What makes NERD increasingly relevant in the coronavirus environment is that the fund isn't dedicated to U.S. stocks. In fact, China, where gaming and streaming is thriving due to stay at home orders, is the fund's largest geographic exposure at 24.4% compared to 13.3% for the U.S.

See Also: 'Fortnite' Popularity Fades As 'Call Of Duty' Closes Gap, Survey Says

Global X Video Games & Esports ETF (HERO)

The Global X Video Games & Esports ETF (NASDAQ: HERO) is proof positive that video game exposure is working for investors this year. While the S&P 500 is off more than 12%, HERO is higher by almost 7%.

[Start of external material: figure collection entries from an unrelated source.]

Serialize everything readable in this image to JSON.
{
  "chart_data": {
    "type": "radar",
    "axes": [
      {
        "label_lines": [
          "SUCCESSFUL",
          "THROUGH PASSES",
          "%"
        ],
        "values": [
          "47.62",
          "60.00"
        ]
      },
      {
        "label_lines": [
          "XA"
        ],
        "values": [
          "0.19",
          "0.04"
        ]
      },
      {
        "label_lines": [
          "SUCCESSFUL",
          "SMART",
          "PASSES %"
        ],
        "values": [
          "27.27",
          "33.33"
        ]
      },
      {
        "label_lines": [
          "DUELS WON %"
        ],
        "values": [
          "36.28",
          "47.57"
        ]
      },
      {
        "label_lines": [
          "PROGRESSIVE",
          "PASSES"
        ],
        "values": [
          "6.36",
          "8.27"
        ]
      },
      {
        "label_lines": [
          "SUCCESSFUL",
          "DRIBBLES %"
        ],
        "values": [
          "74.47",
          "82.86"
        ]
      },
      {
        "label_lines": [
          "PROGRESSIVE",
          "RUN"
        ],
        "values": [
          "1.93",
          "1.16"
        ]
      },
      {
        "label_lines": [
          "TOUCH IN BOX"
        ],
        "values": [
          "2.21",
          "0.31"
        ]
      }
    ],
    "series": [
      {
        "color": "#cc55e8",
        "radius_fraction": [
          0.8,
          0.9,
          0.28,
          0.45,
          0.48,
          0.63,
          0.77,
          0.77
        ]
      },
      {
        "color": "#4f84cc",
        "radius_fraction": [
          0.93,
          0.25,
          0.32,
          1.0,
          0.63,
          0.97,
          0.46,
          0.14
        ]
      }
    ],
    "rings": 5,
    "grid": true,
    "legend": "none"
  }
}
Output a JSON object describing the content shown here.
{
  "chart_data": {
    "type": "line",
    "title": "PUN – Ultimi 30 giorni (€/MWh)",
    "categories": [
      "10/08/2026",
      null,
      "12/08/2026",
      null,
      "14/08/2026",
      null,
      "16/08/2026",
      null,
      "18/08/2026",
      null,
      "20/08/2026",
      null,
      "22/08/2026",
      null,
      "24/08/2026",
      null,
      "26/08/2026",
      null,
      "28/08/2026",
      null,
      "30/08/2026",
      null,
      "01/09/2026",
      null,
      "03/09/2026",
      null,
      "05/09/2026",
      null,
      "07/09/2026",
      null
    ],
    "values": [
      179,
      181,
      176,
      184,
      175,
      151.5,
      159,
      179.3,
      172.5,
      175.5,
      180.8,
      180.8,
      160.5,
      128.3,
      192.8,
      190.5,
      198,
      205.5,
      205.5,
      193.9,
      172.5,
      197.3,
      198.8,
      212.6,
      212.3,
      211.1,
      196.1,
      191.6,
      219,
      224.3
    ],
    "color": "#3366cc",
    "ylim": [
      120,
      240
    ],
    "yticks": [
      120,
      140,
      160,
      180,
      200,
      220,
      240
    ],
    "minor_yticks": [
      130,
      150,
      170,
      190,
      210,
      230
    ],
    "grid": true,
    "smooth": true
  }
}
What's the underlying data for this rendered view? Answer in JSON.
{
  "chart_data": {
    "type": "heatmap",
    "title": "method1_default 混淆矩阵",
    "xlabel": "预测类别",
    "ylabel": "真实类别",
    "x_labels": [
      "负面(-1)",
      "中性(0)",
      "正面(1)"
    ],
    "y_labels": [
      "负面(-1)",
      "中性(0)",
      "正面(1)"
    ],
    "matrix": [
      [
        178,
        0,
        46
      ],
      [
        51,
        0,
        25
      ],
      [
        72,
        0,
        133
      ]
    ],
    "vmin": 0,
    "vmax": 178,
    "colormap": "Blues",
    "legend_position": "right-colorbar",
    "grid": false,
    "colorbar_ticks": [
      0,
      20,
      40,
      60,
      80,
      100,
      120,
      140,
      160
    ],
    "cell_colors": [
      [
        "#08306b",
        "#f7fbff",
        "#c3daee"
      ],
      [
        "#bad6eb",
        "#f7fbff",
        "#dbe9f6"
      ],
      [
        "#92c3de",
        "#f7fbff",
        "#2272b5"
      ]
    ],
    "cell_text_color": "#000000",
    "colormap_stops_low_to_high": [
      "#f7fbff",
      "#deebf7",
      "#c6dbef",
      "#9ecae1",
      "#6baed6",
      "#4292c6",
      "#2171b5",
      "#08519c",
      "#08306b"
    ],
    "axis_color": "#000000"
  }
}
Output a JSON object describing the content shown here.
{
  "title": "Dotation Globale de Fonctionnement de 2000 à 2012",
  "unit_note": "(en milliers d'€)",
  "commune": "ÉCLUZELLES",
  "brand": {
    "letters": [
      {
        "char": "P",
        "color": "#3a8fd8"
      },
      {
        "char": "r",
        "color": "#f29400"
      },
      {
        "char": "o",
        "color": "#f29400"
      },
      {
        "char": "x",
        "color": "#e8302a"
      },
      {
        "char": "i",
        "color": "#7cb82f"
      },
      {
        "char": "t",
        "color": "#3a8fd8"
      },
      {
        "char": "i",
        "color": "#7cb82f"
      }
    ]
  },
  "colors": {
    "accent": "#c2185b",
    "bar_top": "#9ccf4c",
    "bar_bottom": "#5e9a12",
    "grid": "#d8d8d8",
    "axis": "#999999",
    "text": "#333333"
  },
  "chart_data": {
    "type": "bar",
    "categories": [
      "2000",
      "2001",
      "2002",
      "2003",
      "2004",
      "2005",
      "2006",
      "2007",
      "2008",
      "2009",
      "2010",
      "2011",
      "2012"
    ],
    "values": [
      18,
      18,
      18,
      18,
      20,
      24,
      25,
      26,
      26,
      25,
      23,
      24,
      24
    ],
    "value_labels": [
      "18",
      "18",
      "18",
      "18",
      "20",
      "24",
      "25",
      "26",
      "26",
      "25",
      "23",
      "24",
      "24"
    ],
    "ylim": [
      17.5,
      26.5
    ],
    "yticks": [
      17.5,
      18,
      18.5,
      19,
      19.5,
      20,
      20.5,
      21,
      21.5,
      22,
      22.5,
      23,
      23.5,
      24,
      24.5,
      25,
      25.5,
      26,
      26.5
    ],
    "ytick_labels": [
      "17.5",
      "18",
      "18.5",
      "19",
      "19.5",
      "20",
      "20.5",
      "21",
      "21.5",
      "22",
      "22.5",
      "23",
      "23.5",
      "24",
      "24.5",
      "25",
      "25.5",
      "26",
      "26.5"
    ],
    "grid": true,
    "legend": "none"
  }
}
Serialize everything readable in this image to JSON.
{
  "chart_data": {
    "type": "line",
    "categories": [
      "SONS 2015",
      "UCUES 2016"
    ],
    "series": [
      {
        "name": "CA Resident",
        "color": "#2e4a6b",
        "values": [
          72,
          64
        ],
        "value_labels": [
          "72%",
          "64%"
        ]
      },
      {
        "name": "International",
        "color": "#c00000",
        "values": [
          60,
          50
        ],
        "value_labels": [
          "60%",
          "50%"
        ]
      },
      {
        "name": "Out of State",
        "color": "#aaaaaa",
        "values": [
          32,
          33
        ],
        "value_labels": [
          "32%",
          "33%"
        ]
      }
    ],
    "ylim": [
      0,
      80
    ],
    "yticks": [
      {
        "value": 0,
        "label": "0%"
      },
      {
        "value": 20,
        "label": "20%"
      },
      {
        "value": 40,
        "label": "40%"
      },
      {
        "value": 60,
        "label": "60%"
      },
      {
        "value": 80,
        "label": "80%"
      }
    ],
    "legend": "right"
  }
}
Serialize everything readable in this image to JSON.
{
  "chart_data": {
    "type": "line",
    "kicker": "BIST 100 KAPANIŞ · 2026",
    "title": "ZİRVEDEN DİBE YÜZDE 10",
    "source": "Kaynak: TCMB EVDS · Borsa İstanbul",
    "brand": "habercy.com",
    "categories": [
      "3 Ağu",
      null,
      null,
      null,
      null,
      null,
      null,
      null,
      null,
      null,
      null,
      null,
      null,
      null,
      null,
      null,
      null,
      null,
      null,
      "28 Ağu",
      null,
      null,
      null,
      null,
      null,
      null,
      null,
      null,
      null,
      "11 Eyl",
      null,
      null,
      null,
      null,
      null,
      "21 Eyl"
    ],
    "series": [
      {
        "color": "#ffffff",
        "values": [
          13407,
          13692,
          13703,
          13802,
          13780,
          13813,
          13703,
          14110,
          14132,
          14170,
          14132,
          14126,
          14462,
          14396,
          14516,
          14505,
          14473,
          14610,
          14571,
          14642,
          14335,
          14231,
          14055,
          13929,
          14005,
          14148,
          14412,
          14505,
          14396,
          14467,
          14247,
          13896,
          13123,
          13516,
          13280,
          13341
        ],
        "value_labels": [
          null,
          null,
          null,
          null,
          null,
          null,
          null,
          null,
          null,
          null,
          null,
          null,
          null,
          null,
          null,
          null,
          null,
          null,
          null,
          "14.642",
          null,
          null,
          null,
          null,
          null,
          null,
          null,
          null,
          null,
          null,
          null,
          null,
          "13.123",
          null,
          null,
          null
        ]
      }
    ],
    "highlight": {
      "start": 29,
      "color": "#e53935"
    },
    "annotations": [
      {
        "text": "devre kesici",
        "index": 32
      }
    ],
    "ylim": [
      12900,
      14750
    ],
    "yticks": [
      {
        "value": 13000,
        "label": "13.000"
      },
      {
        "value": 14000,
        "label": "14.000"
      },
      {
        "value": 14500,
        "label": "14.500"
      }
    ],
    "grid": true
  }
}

HERO's run will be tested because the fund devotes almost 12.3% of its combined weight to Activision and Electronic Arts. Those are the fund's third- and fourth-largest holdings, respectively.

“As people spend more time indoors and in isolation, video games and esports serve as an outlet for socialization and entertainment,” said Global X in a recent report. “Since the introduction of widespread stay-at-home efforts, interest in video games and esports has surged. While the spike is recent, we expect new habits to be formed and new users to permanently join a rapidly expanding audience well beyond COVID-19’s impact.”

VanEck Vectors Video Gaming and eSports ETF (ESPO)

The VanEck Vectors Video Gaming and eSports ETF (NASDAQ: ESPO) isn't yet 2 years old, but it's already one of the titans of the esports/video game ETF space with $168.5 million in assets under management, proving there is appetite for thematic funds...if the theme is growing and legitimate.

Investors are being rewarded for their faith in ESPO as the fund is higher by 7.57% this year. Like its aforementioned peers, ESPO faces Tuesday tests due to its almost 12% combined weight to Activision and EA.

Those two stocks are ESPO's fifth- and sixth-largest components, respectively.